The four propositions I have outlined do not translate easily into the language of international law; the democracy-building industry may indeed show up the limitations of the discipline. But they point to major challenges.
In the West, we have a tendency to believe that democracy and justice are inherently virtuous concepts; that they have a fixed content and that they will inevitably be accepted. If only people truly understood what democracy meant, they would welcome it with open arms. Democracy-builders tend to assume that intervention in post-conflict societies can act as a decisive break between a problematic traditional order and the clean and shiny new world of modern democracy. No evidence supports this assumption however; indeed the best cases of democracy-building have achieved only ambivalent success.

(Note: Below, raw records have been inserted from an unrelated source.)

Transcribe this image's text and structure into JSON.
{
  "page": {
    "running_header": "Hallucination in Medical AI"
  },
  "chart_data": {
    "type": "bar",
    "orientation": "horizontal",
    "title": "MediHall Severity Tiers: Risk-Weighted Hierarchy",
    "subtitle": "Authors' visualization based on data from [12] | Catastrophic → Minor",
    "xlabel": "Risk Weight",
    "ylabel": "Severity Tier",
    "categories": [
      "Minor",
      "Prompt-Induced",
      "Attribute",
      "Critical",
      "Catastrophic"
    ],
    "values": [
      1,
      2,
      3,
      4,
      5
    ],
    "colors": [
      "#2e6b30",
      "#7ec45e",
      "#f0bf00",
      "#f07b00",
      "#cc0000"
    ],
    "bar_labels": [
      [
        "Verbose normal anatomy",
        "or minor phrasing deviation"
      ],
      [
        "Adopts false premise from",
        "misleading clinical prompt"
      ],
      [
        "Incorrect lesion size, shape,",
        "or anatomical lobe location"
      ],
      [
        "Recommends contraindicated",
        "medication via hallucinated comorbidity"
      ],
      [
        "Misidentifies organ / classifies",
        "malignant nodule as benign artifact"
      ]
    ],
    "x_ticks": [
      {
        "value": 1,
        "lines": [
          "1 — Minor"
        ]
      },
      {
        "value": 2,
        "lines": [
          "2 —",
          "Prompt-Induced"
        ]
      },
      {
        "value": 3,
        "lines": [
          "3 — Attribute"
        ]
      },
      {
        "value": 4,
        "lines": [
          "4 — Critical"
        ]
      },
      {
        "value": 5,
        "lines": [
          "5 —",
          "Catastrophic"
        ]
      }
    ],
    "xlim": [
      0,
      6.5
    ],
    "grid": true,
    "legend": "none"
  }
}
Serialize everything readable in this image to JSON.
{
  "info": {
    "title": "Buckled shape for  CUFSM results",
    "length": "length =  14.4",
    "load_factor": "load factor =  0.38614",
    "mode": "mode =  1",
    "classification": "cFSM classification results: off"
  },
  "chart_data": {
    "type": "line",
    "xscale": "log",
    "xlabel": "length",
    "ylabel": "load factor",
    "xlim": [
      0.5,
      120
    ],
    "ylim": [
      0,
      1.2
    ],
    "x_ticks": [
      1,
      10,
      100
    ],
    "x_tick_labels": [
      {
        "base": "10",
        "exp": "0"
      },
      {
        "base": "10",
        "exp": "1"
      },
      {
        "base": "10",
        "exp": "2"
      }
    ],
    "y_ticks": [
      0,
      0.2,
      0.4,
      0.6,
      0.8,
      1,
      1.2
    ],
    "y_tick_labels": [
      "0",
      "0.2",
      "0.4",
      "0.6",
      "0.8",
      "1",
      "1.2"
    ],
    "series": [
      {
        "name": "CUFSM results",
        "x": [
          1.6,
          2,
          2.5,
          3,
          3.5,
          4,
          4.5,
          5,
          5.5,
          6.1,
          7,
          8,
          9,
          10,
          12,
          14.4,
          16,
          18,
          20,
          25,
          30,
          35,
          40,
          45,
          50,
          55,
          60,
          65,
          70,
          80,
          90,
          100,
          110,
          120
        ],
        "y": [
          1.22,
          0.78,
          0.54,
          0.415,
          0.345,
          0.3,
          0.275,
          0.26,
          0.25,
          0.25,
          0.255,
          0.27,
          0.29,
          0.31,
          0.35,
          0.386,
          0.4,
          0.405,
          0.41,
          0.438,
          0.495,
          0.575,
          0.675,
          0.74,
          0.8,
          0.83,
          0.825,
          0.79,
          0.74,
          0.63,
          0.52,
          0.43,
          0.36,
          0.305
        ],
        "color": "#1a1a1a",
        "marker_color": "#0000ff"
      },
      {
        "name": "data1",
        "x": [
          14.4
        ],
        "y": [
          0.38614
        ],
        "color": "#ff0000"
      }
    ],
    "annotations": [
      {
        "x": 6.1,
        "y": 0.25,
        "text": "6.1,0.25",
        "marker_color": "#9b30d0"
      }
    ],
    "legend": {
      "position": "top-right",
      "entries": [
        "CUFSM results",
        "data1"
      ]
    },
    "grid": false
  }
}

Democracy-building appears on the agenda when a ‘fragile’, ‘failing’, ‘failed’, ‘rogue’, ‘weak’ or ‘post-conflict’ state – or indeed a whole ‘arc of instability’ – is on the horizon. These terms echo the language of the League of Nations’ Covenant – those peoples who are unable to cope with ‘the strenuous conditions of the modern world.’ They not only justify intervention but demarcate outsiders and ‘others’, who are quite distinct from ‘our’ successful, strong democracies. But it is clear that these terms are political; for example the idea of a ‘post- conflict’ state is inaccurate. This suggests a neat transition from a state of conflict to peace; it also implies that these are discrete and separate types of societies – we would not, for example, usually understand Australia in such terms. Post-conflict societies carry the sense of being unruly, teetering on the edge of chaos; of a tentative redemption by the international community; and they are measured in contrast to the mature, secure, democracies of the West. In this sense, the term ‘post-conflict’ obscures the identity of the actors involved and represents them either as the nurturers – the agents of change – or the nurtured. These categories obscure the way that we, the democracy-builders, can be complicit in the dysfunctions that make ‘building democracy’ necessary.62
In the end, the project of democracy-building tells us more about the democracy-builders than the country to which democracy is being brought; it allows us to construct the ‘other’ as chaotic and ourselves as ordered, benevolent and magnanimous. We can thus deflect scrutiny of the failures of democracy and justice in our own societies.